GFG Style, the design house of Giorgetto and Fabrizio Giugiaro, presented five new electric hypercar models designed for Laffite Automobili on the occasion of the Formula 1 Grand Prix in Miami. In about six months, GFG Style created a new family feeling for each of the cars created. Under the direction of Fabrizio Giugiaro, GFG Style designed and built the Atrax, an extreme hypersuv (2+1) for off-road use, and a road version, the Atrax Stradale.

Atrax is proposed as a sporty SUV with an exaggerated and extreme shape with important volumes and generous roominess, allowing for a 2+1 seat architecture. “We started from the enormous all-terrain wheels with a diameter of almost one metre that generate important mudguards modelled with applied wheel arches with very refined shapes in exposed carbon fibre. The side is simple with a well-proportioned beltline and a door that rises like a butterfly with a single window that drops regularly. The special feature of the door is the presence of the ‘detached’ A-pillar that acts as an aerodynamic element at the most delicate point of the flow,” explains Giugiaro.

The Barchetta has a double windscreen and separate cockpits and, in the closed variant, becomes a model in its own right: the Barchetta Coupé. The Barchetta has two strong features: two separate seats, two individual windscreens and the Formula 1-derived halo, decidedly unusual for an open, homologated car that gives maximum safety. “The choice of a double dome was inspired by an idea of my father Giorgetto from 1959, later reproposed in the Aztec prototype of 1988,” explains Giugiaro. To access the interior, the two cockpits rise independently but at the same time as the doors, creating a spectacular movement. The front end confirms Laffite styling cues, with the special feature of the clearly delineated twin headlights separated by a large integrated wing. The stylistic element of the design is determined by the arched structure that makes the side line continuous at the top and rests on the large wing-shaped B-pillars.

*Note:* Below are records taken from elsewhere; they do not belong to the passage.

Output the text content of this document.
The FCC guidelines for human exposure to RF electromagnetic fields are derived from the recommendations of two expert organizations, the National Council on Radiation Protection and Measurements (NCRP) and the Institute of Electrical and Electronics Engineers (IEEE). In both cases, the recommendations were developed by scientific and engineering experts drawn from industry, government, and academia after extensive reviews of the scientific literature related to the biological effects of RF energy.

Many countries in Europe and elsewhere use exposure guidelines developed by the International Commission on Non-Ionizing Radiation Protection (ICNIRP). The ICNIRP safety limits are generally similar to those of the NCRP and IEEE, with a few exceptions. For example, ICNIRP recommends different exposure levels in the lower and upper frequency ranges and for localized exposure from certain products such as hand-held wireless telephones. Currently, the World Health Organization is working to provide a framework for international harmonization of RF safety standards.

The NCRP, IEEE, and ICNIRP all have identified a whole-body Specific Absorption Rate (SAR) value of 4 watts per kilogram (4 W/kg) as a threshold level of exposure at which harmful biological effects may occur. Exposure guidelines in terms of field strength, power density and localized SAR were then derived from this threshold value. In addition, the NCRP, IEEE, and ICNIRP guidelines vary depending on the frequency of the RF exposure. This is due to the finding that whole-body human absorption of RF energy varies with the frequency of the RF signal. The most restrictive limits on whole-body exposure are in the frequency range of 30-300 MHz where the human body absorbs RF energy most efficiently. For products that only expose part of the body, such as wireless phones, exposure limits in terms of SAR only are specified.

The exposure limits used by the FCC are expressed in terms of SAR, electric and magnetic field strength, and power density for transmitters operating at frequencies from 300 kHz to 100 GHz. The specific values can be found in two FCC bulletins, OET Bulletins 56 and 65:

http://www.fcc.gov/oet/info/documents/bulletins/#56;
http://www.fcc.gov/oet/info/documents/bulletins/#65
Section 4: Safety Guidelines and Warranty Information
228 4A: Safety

The Laffite LM1, on the other hand, is a sports car derived from endurance racing but homologated for the road. The mission of the LM1 is to conceive a form on a vehicle that is essentially intended for racing but is homologated for road use, introducing unexpected comfort for all intents and purposes. The lines are drawn by the wind, but thought out in all stylistic aspects to make it even more attractive and uncompromising. The low front is well characterised by the headlights of the Laffite family. The central part of the bonnet is black and houses a large central air outlet, while the painted mudguards feature active fins. The dome/cockpit is very narrow, teardrop-shaped, and with a maximum width of 90 cm as required by regulations for racing cars of this type. The wrap-around windscreen continues in the doors, creating side windows that descend to the B-pillar, which has a similar graphic design to the one on Atrax but here generates two small windows.